Whenever we give commands to a computer to perform a specific task using text, we refer to it as using the command line interface. When using a command line interface, we use text commands to make our programs work instead of a Graphical User Interface. Using the command line is a different way of interacting with the computer. In the Linux world, when we refer to the command line interface, we refer to a shell and, in most cases, to a bash shell. But often, we use a program to interact with the shell, called a terminal emulator. The shell and the terminal are different from each other but are often used interchangeably.
Understanding The Shell
In one of our previous articles in this series, we discussed what an operating system is and why Linux Operating Systems Are Called Distributions. We know that the kernel is the most crucial component of the operating system.

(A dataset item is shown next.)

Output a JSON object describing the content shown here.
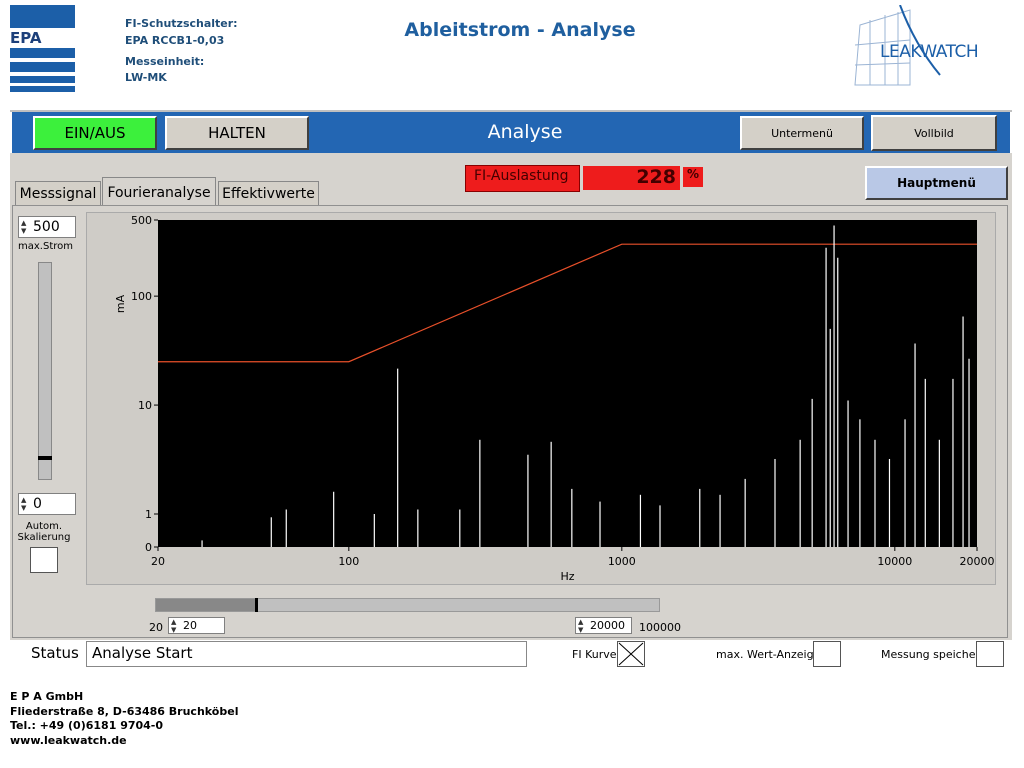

The kernel recognizes all the physical hardware on a computer and enables each component to speak to one another. At the root, the kernel grabs the instructions passed to it and gets them processed by the hardware.
The user does not interface with the kernel directly. There is a program called the shell between the user and the kernel, which is responsible for taking the inputs from the user and passing them on to the kernel. Simply put, the shell is a program that takes commands from the keyboard and gives them to the kernel to perform. It acts as an interface between the user and the kernel.
The Bash Shell
Most of the Linux distributions come with a shell called the bash shell. Bash is originally the GNU Project shell and was inspired by and built to mimic the original Unix shell program, sh, written by Steve Bourne. Since it was highly inspired by the sh, which was written by Steve Bourne, the folks at the GNU project decided to name the new shell bash, which is an acronym for Bourne Again Shell.
Many alternatives to the bash shell can be used with the Linux kernel, such as ZSH (ZShell), Fish, KSH (Korn Shell), etc. Different shell programs offer different features, but the basic commands and how to interact with the shell remain the same.
The Terminal (Emulator)
Different distributions of Linux come with a Desktop Envornioment installed with it, such as Ubuntu. Ubuntu’s Desktop Environment is a modified version of GNOME which stands for GNU Network Object Model Environment. GNOME is a graphical user interface (GUI) and set of computer desktop applications for users of the Linux operating system. When using a Graphical User Interface (GUI) such as GNOME, you need software that can interact with the shell and pass commands that the kernel can execute. This program is called an emulator because it emulates the shell environment for you on your desktop interface.
Terminal software is a perfect example of an emulator. Terminal ships by default with the Ubuntu Desktop environment and can be used to access the shell. Many emulators are available, and the terminal is just one of them. What is essential to understand is that the emulator is not the shell. It’s just a piece of software that enables you to emulate and communicate with the shell in your desktop environment.